Drugs created for a specific condition—say, diabetes or psoriasis—one day may be able to help some lung cancer patients. Discovering a new use for old or existing drugs is the aim of current research looking to overcome drug resistance in lung cancer.
Most of the 225,000 people diagnosed with lung cancer in 2014 will have a type called non-small cell lung cancer. For about 10% of them, the tumors will be driven by a mutation in a gene called EGFR. Patients with EGFR-mutant lung cancer are often treated with Tarceva (erlotinib), a drug that inhibits the aberrant gene’s cancer-stimulating activities.
But nearly every tumor eventually develops resistance to Tarceva, says Curtis Chong, M.D., Ph.D., a medical oncology fellow at Dana-Farber Cancer Institute in Boston. Funded by a three-year, $163,500 grant from the American Cancer Society, Chong is now amassing a library of every targeted drug known to medicine. He’s testing each in combination with Tarceva to see if any can help the EGFR inhibitor resume its job of killing cancer cells.
“On average it takes up to 15 years and costs up to a billion dollars to make one new drug from scratch,” says Chong. “By screening drugs that are FDA-approved or have already been tested in clinical trials, this shortcut will allow us to decrease the time and expense of new drug discovery.”

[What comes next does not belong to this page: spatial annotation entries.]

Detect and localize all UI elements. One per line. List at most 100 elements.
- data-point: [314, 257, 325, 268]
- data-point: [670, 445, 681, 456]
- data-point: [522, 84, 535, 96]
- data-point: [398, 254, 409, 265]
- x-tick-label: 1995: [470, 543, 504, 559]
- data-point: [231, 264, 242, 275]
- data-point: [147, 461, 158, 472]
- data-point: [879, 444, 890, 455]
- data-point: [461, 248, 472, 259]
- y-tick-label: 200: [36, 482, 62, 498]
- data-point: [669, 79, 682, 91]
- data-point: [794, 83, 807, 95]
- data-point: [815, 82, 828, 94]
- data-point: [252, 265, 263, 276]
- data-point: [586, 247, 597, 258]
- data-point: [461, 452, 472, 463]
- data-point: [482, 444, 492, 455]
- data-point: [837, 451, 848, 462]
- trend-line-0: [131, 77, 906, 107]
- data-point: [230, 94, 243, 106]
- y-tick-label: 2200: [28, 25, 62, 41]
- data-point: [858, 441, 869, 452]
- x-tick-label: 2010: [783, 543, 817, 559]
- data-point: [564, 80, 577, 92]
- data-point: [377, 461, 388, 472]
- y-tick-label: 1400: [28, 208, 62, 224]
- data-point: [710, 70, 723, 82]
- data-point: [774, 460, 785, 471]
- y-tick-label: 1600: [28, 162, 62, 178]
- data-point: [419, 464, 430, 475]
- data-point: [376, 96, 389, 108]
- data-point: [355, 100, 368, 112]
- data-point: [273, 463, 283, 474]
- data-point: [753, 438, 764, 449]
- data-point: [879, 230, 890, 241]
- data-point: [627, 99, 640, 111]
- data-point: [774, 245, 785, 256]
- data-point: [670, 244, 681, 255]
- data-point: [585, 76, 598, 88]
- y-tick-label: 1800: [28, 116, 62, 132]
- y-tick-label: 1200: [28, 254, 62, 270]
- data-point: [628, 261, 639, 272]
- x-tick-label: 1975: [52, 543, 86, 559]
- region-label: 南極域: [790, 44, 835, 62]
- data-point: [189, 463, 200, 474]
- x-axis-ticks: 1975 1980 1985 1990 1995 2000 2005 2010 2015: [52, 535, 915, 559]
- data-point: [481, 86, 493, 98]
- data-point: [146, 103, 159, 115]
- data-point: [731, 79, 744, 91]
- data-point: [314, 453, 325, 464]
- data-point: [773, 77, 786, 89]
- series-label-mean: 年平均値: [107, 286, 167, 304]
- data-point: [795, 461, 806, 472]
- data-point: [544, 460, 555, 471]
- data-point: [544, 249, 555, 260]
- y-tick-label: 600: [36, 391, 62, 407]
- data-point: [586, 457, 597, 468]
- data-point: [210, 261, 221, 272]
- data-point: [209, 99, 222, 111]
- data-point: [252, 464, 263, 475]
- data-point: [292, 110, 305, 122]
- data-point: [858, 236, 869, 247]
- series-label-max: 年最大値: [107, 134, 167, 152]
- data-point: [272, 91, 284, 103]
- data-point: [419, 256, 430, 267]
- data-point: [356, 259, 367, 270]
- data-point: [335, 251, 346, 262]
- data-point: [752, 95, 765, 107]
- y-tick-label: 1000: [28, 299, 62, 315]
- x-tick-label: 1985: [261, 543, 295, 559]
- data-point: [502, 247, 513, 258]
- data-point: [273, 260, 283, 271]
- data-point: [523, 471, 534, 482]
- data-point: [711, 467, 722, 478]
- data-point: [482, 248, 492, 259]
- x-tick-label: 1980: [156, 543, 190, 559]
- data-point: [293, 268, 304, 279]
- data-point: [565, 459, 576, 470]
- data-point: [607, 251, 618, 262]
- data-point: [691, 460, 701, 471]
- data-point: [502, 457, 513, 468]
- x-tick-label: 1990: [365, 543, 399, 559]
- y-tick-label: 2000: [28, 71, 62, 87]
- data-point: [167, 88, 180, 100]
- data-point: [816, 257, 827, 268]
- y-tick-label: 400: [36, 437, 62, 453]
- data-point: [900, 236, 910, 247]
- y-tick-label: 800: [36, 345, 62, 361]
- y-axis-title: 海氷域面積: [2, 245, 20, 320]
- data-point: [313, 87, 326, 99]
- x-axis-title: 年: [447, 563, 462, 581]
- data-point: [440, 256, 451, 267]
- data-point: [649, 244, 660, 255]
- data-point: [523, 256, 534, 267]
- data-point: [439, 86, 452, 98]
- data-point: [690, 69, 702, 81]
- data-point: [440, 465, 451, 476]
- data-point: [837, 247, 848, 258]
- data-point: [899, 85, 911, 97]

He’s already acquired and cataloged 1,500 targeted drugs. By the time his collection is complete, Chong hopes to have at least 5,000. “My goal is to relentlessly track down every drug in the world and see if we can put it into our collection and test it,” he says.
When a lung cancer patient at Dana-Farber stops responding to Tarceva, a small piece of tumor tissue is removed with a biopsy. In the lab, Chong uses the tumor sample to create a cell line—a colony of genetically identical cells—for drug testing.
He has found several effective pairings with Tarceva in the lab for two out of 20 Tarceva-resistant patients screened so far. The next step, he says, is to find the culprit gene that is driving tumor resistance in each patient. “We may then be able to develop a simple DNA test to identify patients with that specific mechanism of resistance,” says Chong.
Chong expects to have a genetic test and drug combination ready to test in clinical trials within several years.
Although the goal of his current research is to restore a tumor’s sensitivity to Tarceva, Chong anticipates patients with EGFR-mutant lung cancer could one day have their tumors tested for a particular predictor of Tarceva resistance. If they test positive for the specific mutation, a drug could be given along with Tarceva to prevent resistance from ever happening.
Repurposing drugs is not new. It’s the reason the acne drug retinoic acid is now a treatment for an acute form of leukemia. It’s why ketoconazole for fungal infections is also used in prostate cancer treatment. But what makes Chong’s research particularly significant is that he hopes to prolong Tarceva’s attack on lung cancer, which kills more Americans than any other cancer.
“We want to offer patients the largest panel of existing drugs that target almost every pathway that we can chemically inhibit,” he says. “Once we’re able to offer that, we can go after new ways to overcome drug resistance in lung cancer.”